Systematic random sampling
In systematic probability random sampling the researcher selects every kth element in the population. The value of k can be taken by dividing the number of units in the population by the number of units in the sample. For example there are 40 units in the population and the sample size is taken to be 20 so 40/20 is equal to 2 and hence every 2nd unit in the population will be taken as a sample. In household surveys this technique is most commonly used for sampling.
In stratified random sampling the researcher divides the population in strata but in cluster sampling the researcher identifies clusters or groups in the population. Units are selected from each cluster and taken in the sample. These clusters or groups are usually naturally found in the population and the researcher does not divide the population himself.
Non-random sampling designs
Non-random sampling designs are also known as non-probability sampling designs.
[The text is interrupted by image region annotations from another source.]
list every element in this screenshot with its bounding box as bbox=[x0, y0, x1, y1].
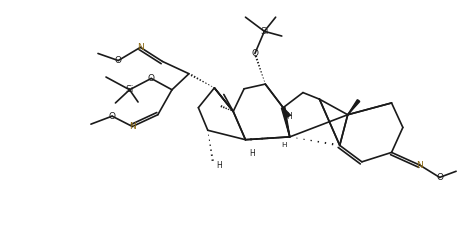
Polygon shape bbox=[348, 100, 360, 115]
Text: H: H bbox=[249, 149, 255, 158]
Text: N: N bbox=[137, 43, 144, 52]
Text: Si: Si bbox=[126, 85, 134, 94]
Text: O: O bbox=[251, 49, 258, 58]
Polygon shape bbox=[282, 107, 290, 137]
Text: O: O bbox=[148, 74, 155, 83]
Text: O: O bbox=[115, 56, 122, 65]
Text: O: O bbox=[109, 112, 116, 121]
Text: N: N bbox=[417, 161, 423, 170]
Polygon shape bbox=[283, 108, 291, 117]
Text: O: O bbox=[436, 173, 443, 182]
Text: H: H bbox=[282, 142, 287, 148]
Text: N: N bbox=[129, 122, 136, 131]
Text: Si: Si bbox=[260, 27, 268, 36]
Text: H: H bbox=[216, 161, 222, 170]
Text: H: H bbox=[286, 112, 292, 121]
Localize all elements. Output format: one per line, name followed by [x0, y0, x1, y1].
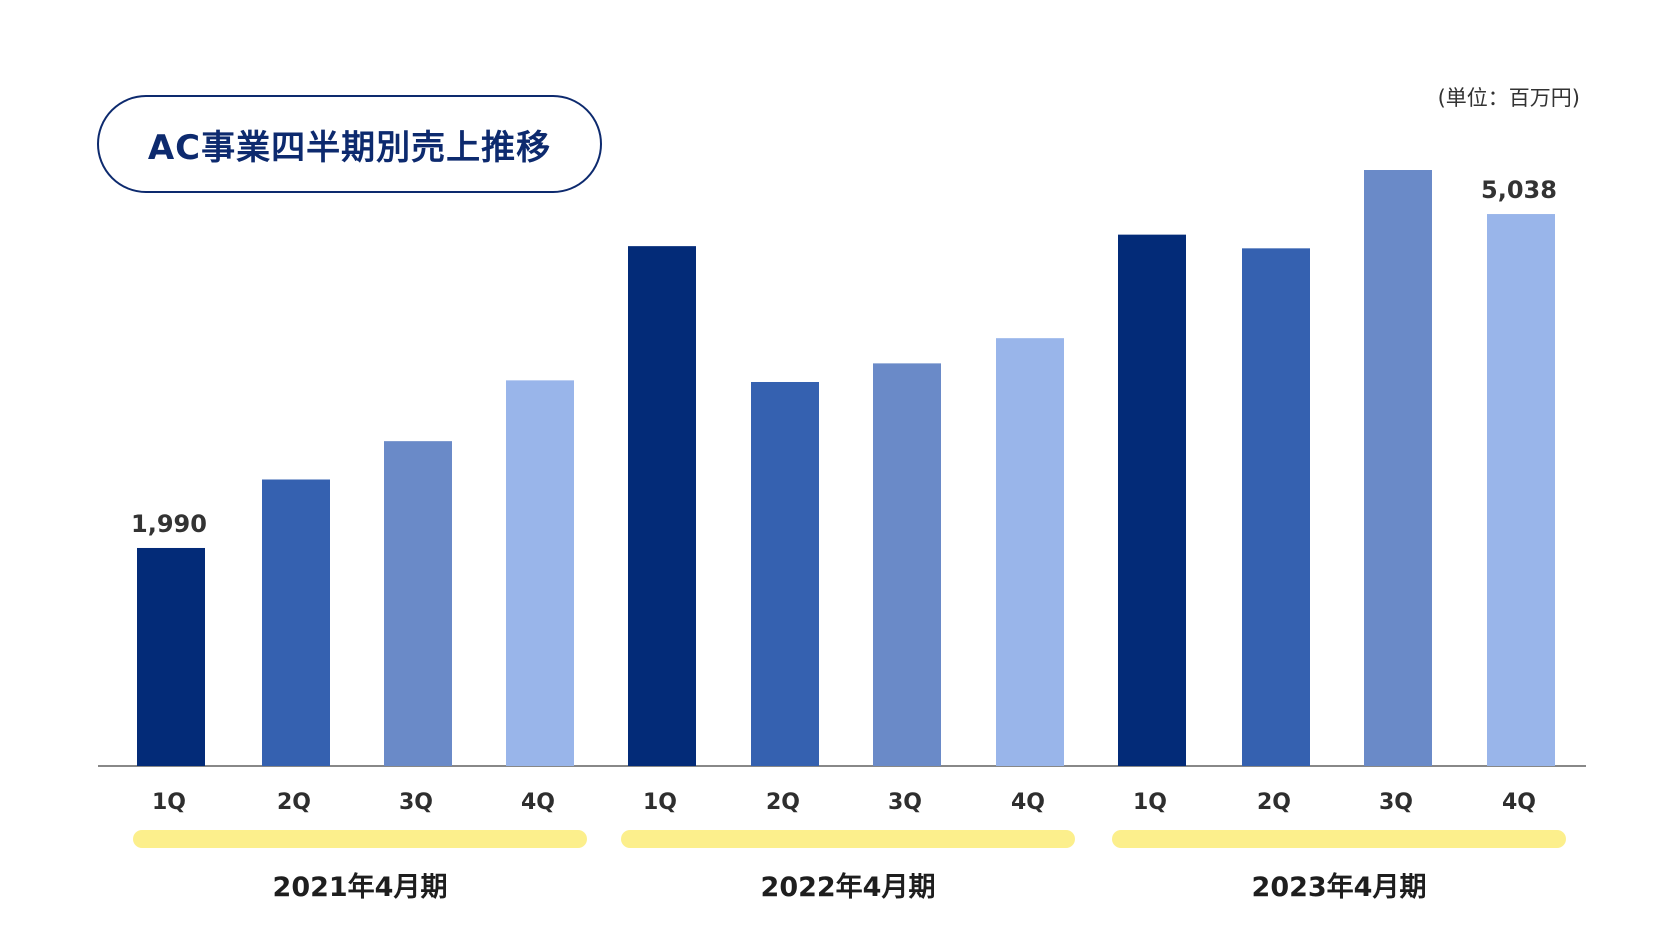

These samples are not taken on the principles of probability. It does not mean, however, that these samples are not representable, valid or generalizable to the whole population. There are times when the researcher cannot take random sample from the population and he is forced to select a non-random sample. For example, the research is conducted on the behavior of transsexual people in a community. Taking a random sample is difficult as not all the units or members of that population will be ready to share their views or fill questionnaires. The researcher has to ask them and if they will be willing he can only then take observations or interviews. In psychology, social sciences and behavioral sciences there is always a posed risk of not getting a random sample and hence non-random sampling techniques has to be used. There are different types of sampling designs in this type of sampling:
In quota sampling the investigator or the researcher decides about the number of samples to be taken and then he can freely choose any sample from the population. There is no distinction and he can choose any unit.
The investigator in this type of sampling selects the units from the population according to his own judgement. The reason might be that the investigator thinks certain elements in the population to be more fit for the survey than other.
In snowball sampling the investigator selects one element in the population randomly or non randomly to ask questions. The investigator asks that individual to identify another element of the population that can be taken in the sample.
In convenience sampling the researcher or the investigator selects samples according to his convenience. He selects sample that are easily available or more easy to ask questions. These are only few of the sampling types in research and there can be many more depending on the type of study.